There is, apparently, no difference between a hand-held weapon that can be used in a skirmish and one that can be fired from Iraq over hundreds of miles to hit Cyprus. New Labour weasel Major Eric Joyce MP toured the TV studios to square the circle.

He claimed we shouldn't get too het up because Blair did not rely on the 45 minutes claim when MPs voted for war in March last year. Backbench Labour MPs say Blair played up the '45 minutes' direct threat from Iraq to get them to back the war. Even on the narrow evidence of what was said in parliament last week one thing is beyond dispute.

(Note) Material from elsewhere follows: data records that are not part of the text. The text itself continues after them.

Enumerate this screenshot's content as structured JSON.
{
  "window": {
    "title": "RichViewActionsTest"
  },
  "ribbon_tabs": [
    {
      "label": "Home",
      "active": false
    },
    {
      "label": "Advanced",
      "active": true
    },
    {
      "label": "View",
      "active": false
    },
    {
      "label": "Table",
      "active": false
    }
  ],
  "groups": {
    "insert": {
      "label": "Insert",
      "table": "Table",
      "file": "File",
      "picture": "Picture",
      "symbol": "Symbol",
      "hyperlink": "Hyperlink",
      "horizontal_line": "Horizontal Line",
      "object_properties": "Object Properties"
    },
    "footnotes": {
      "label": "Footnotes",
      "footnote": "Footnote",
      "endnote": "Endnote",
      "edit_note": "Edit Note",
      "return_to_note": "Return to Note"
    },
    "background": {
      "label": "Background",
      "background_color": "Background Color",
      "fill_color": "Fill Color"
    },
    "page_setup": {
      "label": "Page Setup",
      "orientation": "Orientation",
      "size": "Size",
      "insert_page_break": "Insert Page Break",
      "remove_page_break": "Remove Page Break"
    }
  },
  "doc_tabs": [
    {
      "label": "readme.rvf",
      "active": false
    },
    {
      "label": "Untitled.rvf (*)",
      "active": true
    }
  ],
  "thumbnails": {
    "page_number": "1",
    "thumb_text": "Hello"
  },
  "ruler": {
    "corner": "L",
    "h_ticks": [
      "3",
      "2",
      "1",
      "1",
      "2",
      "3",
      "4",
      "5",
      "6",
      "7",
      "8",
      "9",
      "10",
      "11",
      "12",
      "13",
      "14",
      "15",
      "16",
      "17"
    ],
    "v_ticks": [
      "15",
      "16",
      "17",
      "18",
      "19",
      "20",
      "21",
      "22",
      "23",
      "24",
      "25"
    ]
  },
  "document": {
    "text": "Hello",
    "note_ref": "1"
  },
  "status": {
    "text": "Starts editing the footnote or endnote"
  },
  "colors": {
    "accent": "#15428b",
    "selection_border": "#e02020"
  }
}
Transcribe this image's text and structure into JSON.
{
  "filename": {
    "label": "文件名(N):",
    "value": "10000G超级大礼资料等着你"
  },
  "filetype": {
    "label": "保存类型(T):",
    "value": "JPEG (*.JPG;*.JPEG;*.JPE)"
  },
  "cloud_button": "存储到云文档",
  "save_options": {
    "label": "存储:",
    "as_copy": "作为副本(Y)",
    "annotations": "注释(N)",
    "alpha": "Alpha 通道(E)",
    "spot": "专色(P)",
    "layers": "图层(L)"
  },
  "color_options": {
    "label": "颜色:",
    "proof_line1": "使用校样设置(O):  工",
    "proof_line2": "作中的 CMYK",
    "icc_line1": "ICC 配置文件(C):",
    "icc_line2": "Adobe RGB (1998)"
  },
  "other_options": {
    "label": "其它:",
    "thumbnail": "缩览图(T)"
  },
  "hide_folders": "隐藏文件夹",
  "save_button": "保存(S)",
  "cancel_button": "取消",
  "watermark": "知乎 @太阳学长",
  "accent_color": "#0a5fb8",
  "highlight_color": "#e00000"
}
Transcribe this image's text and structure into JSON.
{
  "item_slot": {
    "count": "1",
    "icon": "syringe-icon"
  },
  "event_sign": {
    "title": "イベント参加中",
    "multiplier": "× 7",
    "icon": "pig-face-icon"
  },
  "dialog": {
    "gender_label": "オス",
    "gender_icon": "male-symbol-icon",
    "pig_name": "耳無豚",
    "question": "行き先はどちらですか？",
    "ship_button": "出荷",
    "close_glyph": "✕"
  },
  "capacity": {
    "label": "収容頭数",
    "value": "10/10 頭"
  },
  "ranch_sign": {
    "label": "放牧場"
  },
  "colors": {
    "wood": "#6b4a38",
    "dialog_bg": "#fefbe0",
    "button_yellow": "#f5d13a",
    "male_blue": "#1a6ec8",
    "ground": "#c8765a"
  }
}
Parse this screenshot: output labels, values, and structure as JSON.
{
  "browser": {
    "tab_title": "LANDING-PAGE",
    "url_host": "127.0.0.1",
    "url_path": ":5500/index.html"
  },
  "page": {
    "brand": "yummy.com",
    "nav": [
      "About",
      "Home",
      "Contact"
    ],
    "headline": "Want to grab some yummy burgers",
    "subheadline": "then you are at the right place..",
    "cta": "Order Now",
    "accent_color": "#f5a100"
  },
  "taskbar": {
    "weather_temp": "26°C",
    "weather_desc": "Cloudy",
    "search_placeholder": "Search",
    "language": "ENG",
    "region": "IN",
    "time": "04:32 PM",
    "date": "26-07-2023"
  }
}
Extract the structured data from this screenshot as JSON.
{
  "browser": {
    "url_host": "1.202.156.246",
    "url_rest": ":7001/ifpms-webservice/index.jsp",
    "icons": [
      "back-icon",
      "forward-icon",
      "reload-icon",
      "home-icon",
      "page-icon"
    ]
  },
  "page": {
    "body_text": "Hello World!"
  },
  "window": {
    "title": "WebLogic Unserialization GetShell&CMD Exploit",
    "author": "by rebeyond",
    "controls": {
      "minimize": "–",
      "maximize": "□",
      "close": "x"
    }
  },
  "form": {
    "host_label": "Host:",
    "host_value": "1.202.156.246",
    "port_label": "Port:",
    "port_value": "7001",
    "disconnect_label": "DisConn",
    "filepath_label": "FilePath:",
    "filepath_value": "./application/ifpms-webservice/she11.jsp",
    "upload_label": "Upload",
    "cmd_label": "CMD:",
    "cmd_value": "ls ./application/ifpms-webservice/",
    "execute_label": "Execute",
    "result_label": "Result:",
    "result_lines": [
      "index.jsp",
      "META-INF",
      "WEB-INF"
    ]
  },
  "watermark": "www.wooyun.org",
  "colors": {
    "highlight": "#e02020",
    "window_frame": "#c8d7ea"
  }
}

Either Blair did know that 45 minutes referred to battlefield weapons (in which case he lied again last week) or he didn't know (yet his underlings did). Meanwhile, George Tenet, the director of the CIA, said last week his agency had never claimed Iraq was a 'direct threat'.

A top British government weapons scientist, Brian Jones, ripped apart the government's weapons claims in the Independent newspaper. What is the breathtaking excuse from the Bush/Blair camp? Well shucks, the whole world seems to have got it wrong over Iraq's weapons. The majority of the world's population, who opposed the war, didn't get it wrong at all.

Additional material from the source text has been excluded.